Dmitry Krymov’s visceral production opened at the Barbican last night

Opus No 7
Opus No 7
© Natalia Cheban

The best theatre, like the best music, defies analysis. So it is impossible, except in the broadest, crudest, terms, to say exactly what this extraordinary theatrical bombardment by the painter-turned-director Dmitry Krymov and his Moscow Theatre of Dramatic Art is "about."

Opus No 7 – presented by the Barbican and the biennial London International Festival of Theatre, LIFT – is compiled of two hour-long slabs of visceral, overwhelming performance, conceived as an anti-patriotic howl of protest at Stalin’s post-War anti-Semitic campaigns and the ironic celebration of the greatest of all twentieth century Russian composers, Dmitri Shostakovich.
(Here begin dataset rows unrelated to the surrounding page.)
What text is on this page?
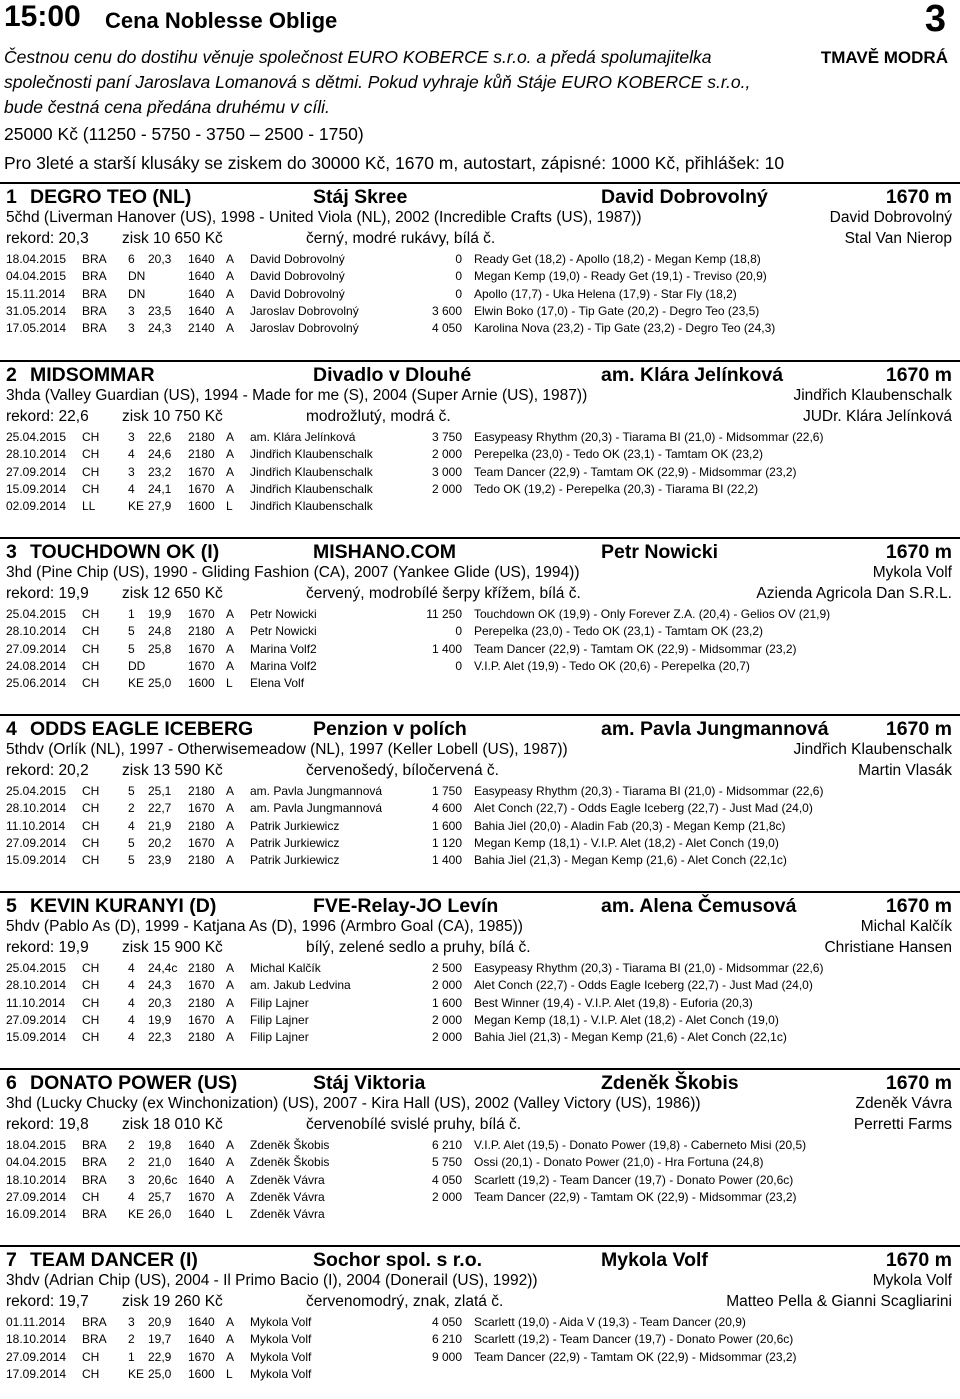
15:00 Cena Noblesse Oblige	3
TMAVĚ MODRÁ

Čestnou cenu do dostihu věnuje společnost EURO KOBERCE s.r.o. a předá spolumajitelka společnosti paní Jaroslava Lomanová s dětmi. Pokud vyhraje kůň Stáje EURO KOBERCE s.r.o., bude čestná cena předána druhému v cíli.

25000 Kč (11250 - 5750 - 3750 – 2500 - 1750)

Pro 3leté a starší klusáky se ziskem do 30000 Kč, 1670 m, autostart, zápisné: 1000 Kč, přihlášek: 10

1 DEGRO TEO (NL)	Stáj Skree	David Dobrovolný	1670 m
5čhd (Liverman Hanover (US), 1998 - United Viola (NL), 2002 (Incredible Crafts (US), 1987))	David Dobrovolný
rekord: 20,3 zisk 10 650 Kč	černý, modré rukávy, bílá č.	Stal Van Nierop
18.04.2015 BRA 6 20,3 1640 A David Dobrovolný	0 Ready Get (18,2) - Apollo (18,2) - Megan Kemp (18,8)
04.04.2015 BRA DN	1640 A David Dobrovolný	0 Megan Kemp (19,0) - Ready Get (19,1) - Treviso (20,9)
15.11.2014 BRA DN	1640 A David Dobrovolný	0 Apollo (17,7) - Uka Helena (17,9) - Star Fly (18,2)
31.05.2014 BRA 3 23,5 1640 A Jaroslav Dobrovolný	3 600 Elwin Boko (17,0) - Tip Gate (20,2) - Degro Teo (23,5)
17.05.2014 BRA 3 24,3 2140 A Jaroslav Dobrovolný	4 050 Karolina Nova (23,2) - Tip Gate (23,2) - Degro Teo (24,3)
2 MIDSOMMAR	Divadlo v Dlouhé	am. Klára Jelínková	1670 m
3hda (Valley Guardian (US), 1994 - Made for me (S), 2004 (Super Arnie (US), 1987))	Jindřich Klaubenschalk
rekord: 22,6 zisk 10 750 Kč	modrožlutý, modrá č.	JUDr. Klára Jelínková
25.04.2015 CH 3 22,6 2180 A am. Klára Jelínková	3 750 Easypeasy Rhythm (20,3) - Tiarama BI (21,0) - Midsommar (22,6)
28.10.2014 CH 4 24,6 2180 A Jindřich Klaubenschalk	2 000 Perepelka (23,0) - Tedo OK (23,1) - Tamtam OK (23,2)
27.09.2014 CH 3 23,2 1670 A Jindřich Klaubenschalk	3 000 Team Dancer (22,9) - Tamtam OK (22,9) - Midsommar (23,2)
15.09.2014 CH 4 24,1 1670 A Jindřich Klaubenschalk	2 000 Tedo OK (19,2) - Perepelka (20,3) - Tiarama BI (22,2)
02.09.2014 LL	KE 27,9 1600 L Jindřich Klaubenschalk
3 TOUCHDOWN OK (I)	MISHANO.COM	Petr Nowicki	1670 m
3hd (Pine Chip (US), 1990 - Gliding Fashion (CA), 2007 (Yankee Glide (US), 1994))	Mykola Volf
rekord: 19,9 zisk 12 650 Kč	červený, modrobílé šerpy křížem, bílá č.	Azienda Agricola Dan S.R.L.
25.04.2015 CH 1 19,9 1670 A Petr Nowicki	11 250 Touchdown OK (19,9) - Only Forever Z.A. (20,4) - Gelios OV (21,9)
28.10.2014 CH 5 24,8 2180 A Petr Nowicki	0 Perepelka (23,0) - Tedo OK (23,1) - Tamtam OK (23,2)
27.09.2014 CH 5 25,8 1670 A Marina Volf2	1 400 Team Dancer (22,9) - Tamtam OK (22,9) - Midsommar (23,2)
24.08.2014 CH DD	1670 A Marina Volf2	0 V.I.P. Alet (19,9) - Tedo OK (20,6) - Perepelka (20,7)
25.06.2014 CH KE 25,0 1600 L Elena Volf
4 ODDS EAGLE ICEBERG	Penzion v polích	am. Pavla Jungmannová	1670 m
5thdv (Orlík (NL), 1997 - Otherwisemeadow (NL), 1997 (Keller Lobell (US), 1987))	Jindřich Klaubenschalk
rekord: 20,2 zisk 13 590 Kč	červenošedý, bíločervená č.	Martin Vlasák
25.04.2015 CH 5 25,1 2180 A am. Pavla Jungmannová	1 750 Easypeasy Rhythm (20,3) - Tiarama BI (21,0) - Midsommar (22,6)
28.10.2014 CH 2 22,7 1670 A am. Pavla Jungmannová	4 600 Alet Conch (22,7) - Odds Eagle Iceberg (22,7) - Just Mad (24,0)
11.10.2014 CH 4 21,9 2180 A Patrik Jurkiewicz	1 600 Bahia Jiel (20,0) - Aladin Fab (20,3) - Megan Kemp (21,8c)
27.09.2014 CH 5 20,2 1670 A Patrik Jurkiewicz	1 120 Megan Kemp (18,1) - V.I.P. Alet (18,2) - Alet Conch (19,0)
15.09.2014 CH 5 23,9 2180 A Patrik Jurkiewicz	1 400 Bahia Jiel (21,3) - Megan Kemp (21,6) - Alet Conch (22,1c)
5 KEVIN KURANYI (D)	FVE-Relay-JO Levín	am. Alena Čemusová	1670 m
5hdv (Pablo As (D), 1999 - Katjana As (D), 1996 (Armbro Goal (CA), 1985))	Michal Kalčík
rekord: 19,9 zisk 15 900 Kč	bílý, zelené sedlo a pruhy, bílá č.	Christiane Hansen
25.04.2015 CH 4 24,4c 2180 A Michal Kalčík	2 500 Easypeasy Rhythm (20,3) - Tiarama BI (21,0) - Midsommar (22,6)
28.10.2014 CH 4 24,3 1670 A am. Jakub Ledvina	2 000 Alet Conch (22,7) - Odds Eagle Iceberg (22,7) - Just Mad (24,0)
11.10.2014 CH 4 20,3 2180 A Filip Lajner	1 600 Best Winner (19,4) - V.I.P. Alet (19,8) - Euforia (20,3)
27.09.2014 CH 4 19,9 1670 A Filip Lajner	2 000 Megan Kemp (18,1) - V.I.P. Alet (18,2) - Alet Conch (19,0)
15.09.2014 CH 4 22,3 2180 A Filip Lajner	2 000 Bahia Jiel (21,3) - Megan Kemp (21,6) - Alet Conch (22,1c)
6 DONATO POWER (US)	Stáj Viktoria	Zdeněk Škobis	1670 m
3hd (Lucky Chucky (ex Winchonization) (US), 2007 - Kira Hall (US), 2002 (Valley Victory (US), 1986))	Zdeněk Vávra
rekord: 19,8 zisk 18 010 Kč	červenobílé svislé pruhy, bílá č.	Perretti Farms
18.04.2015 BRA 2 19,8 1640 A Zdeněk Škobis	6 210 V.I.P. Alet (19,5) - Donato Power (19,8) - Caberneto Misi (20,5)
04.04.2015 BRA 2 21,0 1640 A Zdeněk Škobis	5 750 Ossi (20,1) - Donato Power (21,0) - Hra Fortuna (24,8)
18.10.2014 BRA 3 20,6c 1640 A Zdeněk Vávra	4 050 Scarlett (19,2) - Team Dancer (19,7) - Donato Power (20,6c)
27.09.2014 CH 4 25,7 1670 A Zdeněk Vávra	2 000 Team Dancer (22,9) - Tamtam OK (22,9) - Midsommar (23,2)
16.09.2014 BRA KE 26,0 1640 L Zdeněk Vávra
7 TEAM DANCER (I)	Sochor spol. s r.o.	Mykola Volf	1670 m
3hdv (Adrian Chip (US), 2004 - Il Primo Bacio (I), 2004 (Donerail (US), 1992))	Mykola Volf
rekord: 19,7 zisk 19 260 Kč	červenomodrý, znak, zlatá č.	Matteo Pella & Gianni Scagliarini
01.11.2014 BRA 3 20,9 1640 A Mykola Volf	4 050 Scarlett (19,0) - Aida V (19,3) - Team Dancer (20,9)
18.10.2014 BRA 2 19,7 1640 A Mykola Volf	6 210 Scarlett (19,2) - Team Dancer (19,7) - Donato Power (20,6c)
27.09.2014 CH 1 22,9 1670 A Mykola Volf	9 000 Team Dancer (22,9) - Tamtam OK (22,9) - Midsommar (23,2)
17.09.2014 CH KE 25,0 1600 L Mykola Volf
The recorded music we hear is of the piano trio that Shostakovich weaved from Jewish folk songs, and the mighty tread of the Seventh Symphony which is sometimes thought to reflect the siege of Leningrad but is equally taken here to represent the anger and creative suppression of the artist in Stalin’s Russia: we hear the reedy voice of the composer mouthing propaganda; we see him destroyed by a huge and ridiculous puppet manifestation of Mother Russia.
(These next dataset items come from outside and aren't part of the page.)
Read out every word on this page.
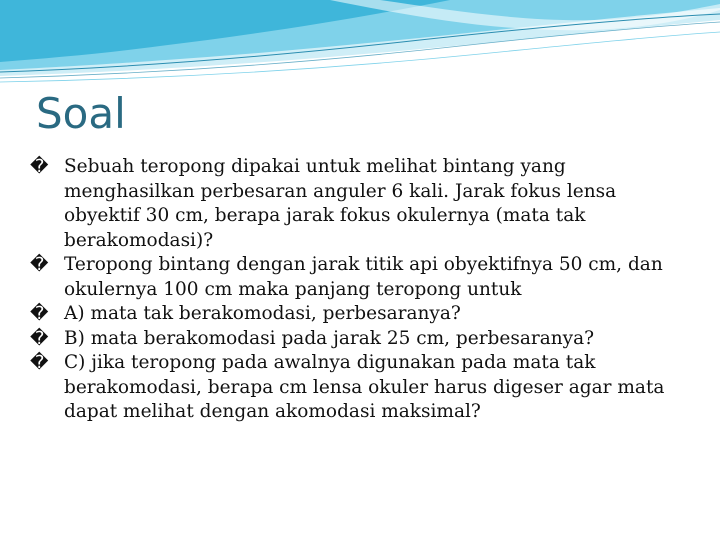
Soal
� Sebuah teropong dipakai untuk melihat bintang yang menghasilkan perbesaran anguler 6 kali. Jarak fokus lensa obyektif 30 cm, berapa jarak fokus okulernya (mata tak berakomodasi)?
� Teropong bintang dengan jarak titik api obyektifnya 50 cm, dan okulernya 100 cm maka panjang teropong untuk
� A) mata tak berakomodasi, perbesaranya?
� B) mata berakomodasi pada jarak 25 cm, perbesaranya?
� C) jika teropong pada awalnya digunakan pada mata tak berakomodasi, berapa cm lensa okuler harus digeser agar mata dapat melihat dengan akomodasi maksimal?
It’s this humanitarian dichotomy in listening to Shostakovich that is attempted in a show that begins with a Wailing Wall of cartoon daubs literally blown away in the rushing wind and later fills the stage with a dodgem car circus ring of clashing, rusting, disintegrating grand pianos. This is not theatre that proceeds with rational argument or discussion, but with big, bold brush strokes of physical action painting.

British audiences had a taste of Krymov in his outrageous version of A Midsummer Night’s Dream (As You Like It) at Stratford-upon-Avon last year; his parentage (the great director Anatoly Efros and the prominent critic Natalia Krymov) and his cultural lineage – Meyerhold, Lyubimov, Vasiliev, all directors familiar to LIFT aficionados – make this an absolute must-see, authentic theatrical experience.

This is not just a case of critical name-checking, but of historical fact: the grim, fatalistic subject matter of Opus 7 is indistinguishable from the visual representation of a nation’s political history, the repetitive imagery of Shostakovich’s cruel and rimless spectacles, the anguish in his music, the radical traditions of the Russian stage, the profusion of blood red gloves and the inevitable arrival of another pram, another child, another victim.